Tuesday 30 November
6 – 7.30pm
Online, via Zoom
Susan Schuppli‘s artist talk focuses on the body of research and work developed through the “Learning from Ice” project, which includes a documentary film shot in the Canadian Ice Core Archive and a US geochemistry lab (2019), followed by research into the changing conditions of sea ice and glacial retreat in the Svalbard Arctic Archipelago (2020). In October of this year she conducted fieldwork and related activities in the Zanskar region of the Himalayas with glaciologist Dr. Farooq Azam and Faiza Khan. This new work which she will highlight, combines scientific and artistic approaches to climate change by developing acoustic and aural methodologies in cryospheric research. Through the deployment of various situated “listening” practices, the project brought scientific research, local experiences, and inter-general knowledge of glaciers together.
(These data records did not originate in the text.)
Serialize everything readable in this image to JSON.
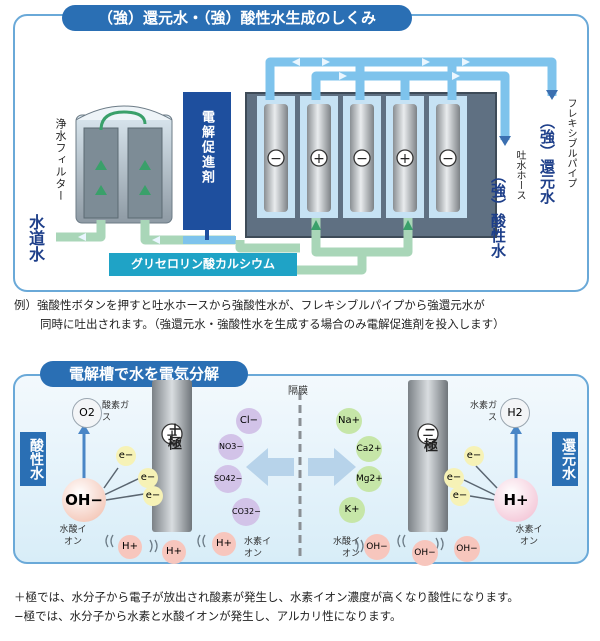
{
  "top": {
    "title": "（強）還元水・（強）酸性水生成のしくみ",
    "labels": {
      "filter": "浄水フィルター",
      "electrolyte": "電解促進剤",
      "tap_water": "水道水",
      "glycerol": "グリセロリン酸カルシウム",
      "flexible_pipe": "フレキシブルパイプ",
      "discharge_hose": "吐水ホース",
      "reduced_water": "（強）還元水",
      "acidic_water": "（強）酸性水"
    },
    "electrode_signs": [
      "−",
      "+",
      "−",
      "+",
      "−"
    ]
  },
  "description": [
    "例）強酸性ボタンを押すと吐水ホースから強酸性水が、フレキシブルパイプから強還元水が",
    "同時に吐出されます。（強還元水・強酸性水を生成する場合のみ電解促進剤を投入します）"
  ],
  "bottom": {
    "title": "電解槽で水を電気分解",
    "membrane": "隔膜",
    "plus_electrode": "＋極",
    "minus_electrode": "−極",
    "acidic_water": "酸性水",
    "reduced_water": "還元水",
    "oxygen_gas": "酸素ガス",
    "hydrogen_gas": "水素ガス",
    "hydroxide_ion": "水酸イオン",
    "hydrogen_ion": "水素イオン",
    "o2": "O2",
    "h2": "H2",
    "oh": "OH−",
    "hplus": "H+",
    "electron": "e−",
    "anions": [
      "Cl−",
      "NO3−",
      "SO42−",
      "CO32−"
    ],
    "cations": [
      "Na+",
      "Ca2+",
      "Mg2+",
      "K+"
    ]
  },
  "footer": [
    "＋極では、水分子から電子が放出され酸素が発生し、水素イオン濃度が高くなり酸性になります。",
    "−極では、水分子から水素と水酸イオンが発生し、アルカリ性になります。"
  ],
  "colors": {
    "accent_blue": "#2a6fb4",
    "pipe_blue": "#7ec3ec",
    "pipe_green": "#a9d6b8",
    "panel_border": "#6aa9d8"
  }
}
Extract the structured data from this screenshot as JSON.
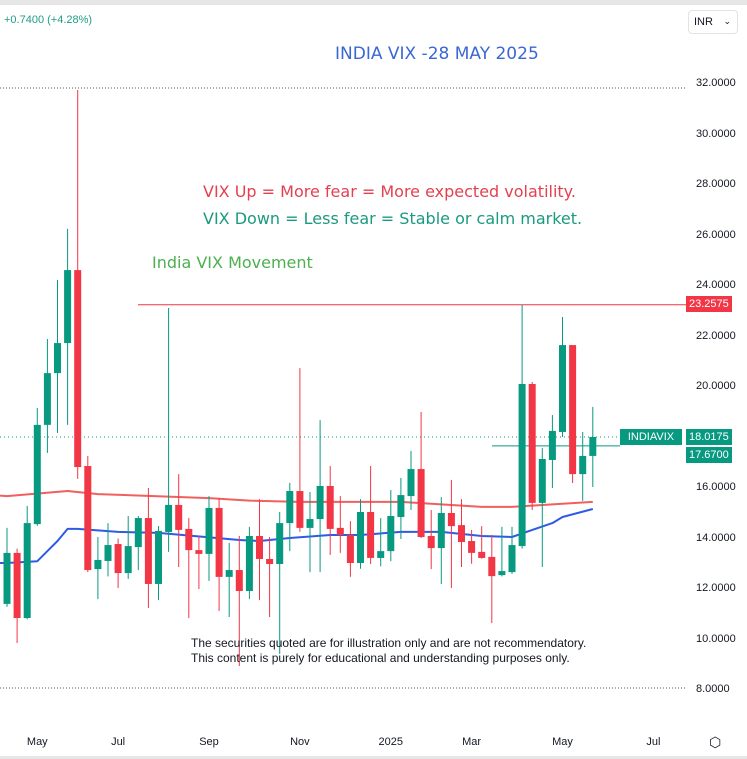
{
  "header": {
    "change_text": "+0.7400 (+4.28%)",
    "currency": "INR",
    "currency_icon": "chevron-down-icon"
  },
  "annotations": {
    "title": "INDIA VIX -28 MAY 2025",
    "vix_up": "VIX Up = More fear = More expected volatility.",
    "vix_down": "VIX Down = Less fear = Stable or calm market.",
    "movement": "India VIX Movement",
    "disclaimer_1": "The securities quoted are for illustration only and are not recommendatory.",
    "disclaimer_2": "This content is purely for educational and understanding purposes only."
  },
  "settings_icon": "gear-icon",
  "chart_data": {
    "type": "candlestick",
    "interval": "weekly",
    "symbol": "INDIAVIX",
    "ylim": [
      8,
      32
    ],
    "y_ticks": [
      "32.0000",
      "30.0000",
      "28.0000",
      "26.0000",
      "24.0000",
      "22.0000",
      "20.0000",
      "16.0000",
      "14.0000",
      "12.0000",
      "10.0000",
      "8.0000"
    ],
    "x_ticks": [
      {
        "label": "May",
        "date": "2024-05-06"
      },
      {
        "label": "Jul",
        "date": "2024-07-01"
      },
      {
        "label": "Sep",
        "date": "2024-09-02"
      },
      {
        "label": "Nov",
        "date": "2024-11-04"
      },
      {
        "label": "2025",
        "date": "2025-01-06"
      },
      {
        "label": "Mar",
        "date": "2025-03-03"
      },
      {
        "label": "May",
        "date": "2025-05-05"
      },
      {
        "label": "Jul",
        "date": "2025-07-07"
      }
    ],
    "price_labels": {
      "resistance": "23.2575",
      "symbol_tag": "INDIAVIX",
      "last_price": "18.0175",
      "prev_close": "17.6700"
    },
    "levels": {
      "resistance": 23.2575,
      "last_price": 18.0175,
      "prev_close": 17.67
    },
    "colors": {
      "up": "#089981",
      "down": "#f23645",
      "ma_slow": "#f0605f",
      "ma_fast": "#2e5be6",
      "title": "#3a67d6"
    },
    "candles": [
      {
        "d": "2024-04-15",
        "o": 11.41,
        "h": 14.42,
        "l": 11.29,
        "c": 13.43
      },
      {
        "d": "2024-04-22",
        "o": 13.43,
        "h": 13.6,
        "l": 9.86,
        "c": 10.85
      },
      {
        "d": "2024-04-29",
        "o": 10.85,
        "h": 15.29,
        "l": 10.8,
        "c": 14.61
      },
      {
        "d": "2024-05-06",
        "o": 14.57,
        "h": 19.17,
        "l": 14.5,
        "c": 18.5
      },
      {
        "d": "2024-05-13",
        "o": 18.5,
        "h": 21.9,
        "l": 17.39,
        "c": 20.55
      },
      {
        "d": "2024-05-20",
        "o": 20.55,
        "h": 24.24,
        "l": 18.18,
        "c": 21.74
      },
      {
        "d": "2024-05-27",
        "o": 21.74,
        "h": 26.26,
        "l": 18.5,
        "c": 24.63
      },
      {
        "d": "2024-06-03",
        "o": 24.63,
        "h": 31.76,
        "l": 16.36,
        "c": 16.83
      },
      {
        "d": "2024-06-10",
        "o": 16.87,
        "h": 17.27,
        "l": 12.67,
        "c": 12.75
      },
      {
        "d": "2024-06-17",
        "o": 12.79,
        "h": 14.06,
        "l": 11.6,
        "c": 13.15
      },
      {
        "d": "2024-06-24",
        "o": 13.11,
        "h": 14.61,
        "l": 12.5,
        "c": 13.74
      },
      {
        "d": "2024-07-01",
        "o": 13.78,
        "h": 14.0,
        "l": 12.04,
        "c": 12.63
      },
      {
        "d": "2024-07-08",
        "o": 12.63,
        "h": 14.89,
        "l": 12.4,
        "c": 13.7
      },
      {
        "d": "2024-07-15",
        "o": 13.66,
        "h": 14.89,
        "l": 12.75,
        "c": 14.81
      },
      {
        "d": "2024-07-22",
        "o": 14.81,
        "h": 16.0,
        "l": 11.25,
        "c": 12.2
      },
      {
        "d": "2024-07-29",
        "o": 12.2,
        "h": 14.49,
        "l": 11.56,
        "c": 14.3
      },
      {
        "d": "2024-08-05",
        "o": 14.26,
        "h": 23.13,
        "l": 13.47,
        "c": 15.33
      },
      {
        "d": "2024-08-12",
        "o": 15.33,
        "h": 16.55,
        "l": 12.87,
        "c": 14.34
      },
      {
        "d": "2024-08-19",
        "o": 14.38,
        "h": 14.81,
        "l": 10.85,
        "c": 13.54
      },
      {
        "d": "2024-08-26",
        "o": 13.54,
        "h": 14.1,
        "l": 12.0,
        "c": 13.39
      },
      {
        "d": "2024-09-02",
        "o": 13.39,
        "h": 15.68,
        "l": 12.32,
        "c": 15.21
      },
      {
        "d": "2024-09-09",
        "o": 15.21,
        "h": 15.6,
        "l": 11.13,
        "c": 12.48
      },
      {
        "d": "2024-09-16",
        "o": 12.48,
        "h": 13.82,
        "l": 10.89,
        "c": 12.75
      },
      {
        "d": "2024-09-23",
        "o": 12.75,
        "h": 14.1,
        "l": 8.95,
        "c": 11.92
      },
      {
        "d": "2024-09-30",
        "o": 11.92,
        "h": 14.46,
        "l": 11.6,
        "c": 14.1
      },
      {
        "d": "2024-10-07",
        "o": 14.1,
        "h": 15.56,
        "l": 11.56,
        "c": 13.19
      },
      {
        "d": "2024-10-14",
        "o": 13.19,
        "h": 14.06,
        "l": 10.89,
        "c": 12.99
      },
      {
        "d": "2024-10-21",
        "o": 12.99,
        "h": 15.05,
        "l": 9.43,
        "c": 14.61
      },
      {
        "d": "2024-10-28",
        "o": 14.61,
        "h": 16.2,
        "l": 13.5,
        "c": 15.88
      },
      {
        "d": "2024-11-04",
        "o": 15.88,
        "h": 20.75,
        "l": 14.26,
        "c": 14.42
      },
      {
        "d": "2024-11-11",
        "o": 14.42,
        "h": 15.84,
        "l": 12.67,
        "c": 14.77
      },
      {
        "d": "2024-11-18",
        "o": 14.77,
        "h": 18.69,
        "l": 12.67,
        "c": 16.08
      },
      {
        "d": "2024-11-25",
        "o": 16.08,
        "h": 16.87,
        "l": 13.35,
        "c": 14.38
      },
      {
        "d": "2024-12-02",
        "o": 14.42,
        "h": 15.68,
        "l": 13.43,
        "c": 14.14
      },
      {
        "d": "2024-12-09",
        "o": 14.14,
        "h": 14.69,
        "l": 12.48,
        "c": 13.03
      },
      {
        "d": "2024-12-16",
        "o": 13.03,
        "h": 15.56,
        "l": 12.8,
        "c": 15.05
      },
      {
        "d": "2024-12-23",
        "o": 15.05,
        "h": 16.87,
        "l": 12.99,
        "c": 13.23
      },
      {
        "d": "2024-12-30",
        "o": 13.23,
        "h": 14.81,
        "l": 12.9,
        "c": 13.5
      },
      {
        "d": "2025-01-06",
        "o": 13.5,
        "h": 15.92,
        "l": 13.1,
        "c": 14.89
      },
      {
        "d": "2025-01-13",
        "o": 14.85,
        "h": 16.4,
        "l": 13.98,
        "c": 15.72
      },
      {
        "d": "2025-01-20",
        "o": 15.68,
        "h": 17.47,
        "l": 15.13,
        "c": 16.75
      },
      {
        "d": "2025-01-27",
        "o": 16.75,
        "h": 19.01,
        "l": 14.02,
        "c": 14.06
      },
      {
        "d": "2025-02-03",
        "o": 14.1,
        "h": 15.13,
        "l": 12.79,
        "c": 13.62
      },
      {
        "d": "2025-02-10",
        "o": 13.62,
        "h": 15.64,
        "l": 12.2,
        "c": 15.01
      },
      {
        "d": "2025-02-17",
        "o": 15.01,
        "h": 16.32,
        "l": 12.04,
        "c": 14.49
      },
      {
        "d": "2025-02-24",
        "o": 14.53,
        "h": 15.56,
        "l": 12.87,
        "c": 13.86
      },
      {
        "d": "2025-03-03",
        "o": 13.9,
        "h": 14.34,
        "l": 13.0,
        "c": 13.43
      },
      {
        "d": "2025-03-10",
        "o": 13.47,
        "h": 14.49,
        "l": 13.2,
        "c": 13.23
      },
      {
        "d": "2025-03-17",
        "o": 13.27,
        "h": 14.14,
        "l": 10.65,
        "c": 12.51
      },
      {
        "d": "2025-03-24",
        "o": 12.55,
        "h": 14.46,
        "l": 12.5,
        "c": 12.71
      },
      {
        "d": "2025-03-31",
        "o": 12.67,
        "h": 14.46,
        "l": 12.6,
        "c": 13.74
      },
      {
        "d": "2025-04-07",
        "o": 13.7,
        "h": 23.25,
        "l": 13.6,
        "c": 20.12
      },
      {
        "d": "2025-04-14",
        "o": 20.12,
        "h": 20.2,
        "l": 15.13,
        "c": 15.41
      },
      {
        "d": "2025-04-21",
        "o": 15.41,
        "h": 17.58,
        "l": 12.87,
        "c": 17.15
      },
      {
        "d": "2025-04-28",
        "o": 17.11,
        "h": 18.89,
        "l": 16.0,
        "c": 18.26
      },
      {
        "d": "2025-05-05",
        "o": 18.22,
        "h": 22.77,
        "l": 18.02,
        "c": 21.66
      },
      {
        "d": "2025-05-12",
        "o": 21.66,
        "h": 21.66,
        "l": 16.2,
        "c": 16.55
      },
      {
        "d": "2025-05-19",
        "o": 16.55,
        "h": 18.22,
        "l": 15.49,
        "c": 17.27
      },
      {
        "d": "2025-05-26",
        "o": 17.27,
        "h": 19.21,
        "l": 16.04,
        "c": 18.02
      }
    ],
    "ma_slow": [
      [
        "2024-04-01",
        15.7
      ],
      [
        "2024-04-15",
        15.68
      ],
      [
        "2024-05-27",
        15.88
      ],
      [
        "2024-06-17",
        15.76
      ],
      [
        "2024-09-02",
        15.6
      ],
      [
        "2024-09-30",
        15.5
      ],
      [
        "2024-11-04",
        15.45
      ],
      [
        "2025-01-13",
        15.45
      ],
      [
        "2025-03-10",
        15.25
      ],
      [
        "2025-03-31",
        15.25
      ],
      [
        "2025-05-26",
        15.45
      ]
    ],
    "ma_fast": [
      [
        "2024-04-01",
        13.03
      ],
      [
        "2024-04-15",
        13.03
      ],
      [
        "2024-05-06",
        13.1
      ],
      [
        "2024-05-13",
        13.5
      ],
      [
        "2024-05-20",
        13.9
      ],
      [
        "2024-05-27",
        14.38
      ],
      [
        "2024-06-03",
        14.38
      ],
      [
        "2024-07-01",
        14.26
      ],
      [
        "2024-07-29",
        14.22
      ],
      [
        "2024-09-23",
        13.94
      ],
      [
        "2024-10-07",
        13.9
      ],
      [
        "2024-10-28",
        14.02
      ],
      [
        "2024-11-25",
        14.14
      ],
      [
        "2024-12-16",
        14.14
      ],
      [
        "2025-01-13",
        14.26
      ],
      [
        "2025-02-10",
        14.26
      ],
      [
        "2025-03-10",
        14.1
      ],
      [
        "2025-03-31",
        14.06
      ],
      [
        "2025-04-14",
        14.34
      ],
      [
        "2025-04-28",
        14.61
      ],
      [
        "2025-05-05",
        14.85
      ],
      [
        "2025-05-26",
        15.17
      ]
    ]
  }
}
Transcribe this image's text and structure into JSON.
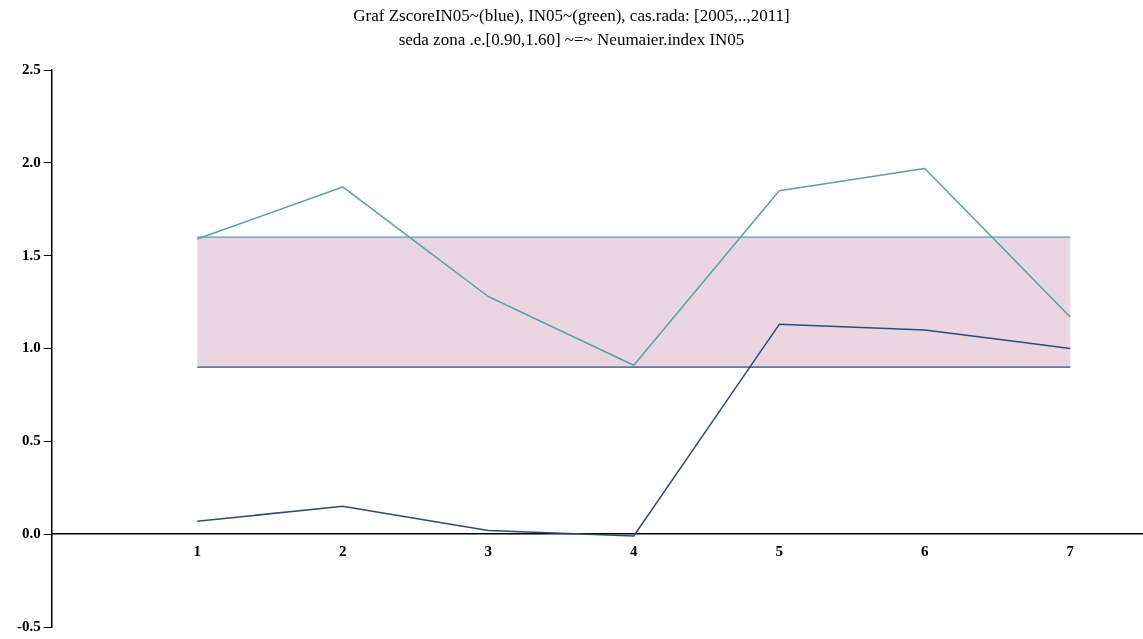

This event is part of the NMG Development Programme (2021 – 2022). The project will include an expansive programme of free discussions, workshops and activities centred around NMG associates and available to the general public.
Susan Schuppli is an artist-researcher based in the UK whose work has explored the ways in which non-human witnesses, such as materials and objects, enter into public discourse and testify to historical events, especially those involving political violence, ethnic conflict, and war crimes. This research resulted in the monograph Material Witness: Media, Forensics, Evidence, published by MIT Press in 2020 as well as various artworks notably “Can the Sun Lie”, “Evidence on Trial” and “Nature Represents Itself”. Consequently Schuppli’s work has assumed many different modes of communication from legal analysis and public advocacy to theoretical reflection and creative exploration.
Schuppli’s artistic work has been exhibited throughout Europe, Asia, Canada, and the US. She is a recipient of a COP26 Creative Commission “Listening to Ice” sponsored by the British Council, which involves scientific and community-based work at Drang Drung Glacier in Ladakh, India. She is Director of the Centre for Research Architecture, Goldsmiths University of London and is an affiliate artist-researcher and Board Chair of Forensic Architecture.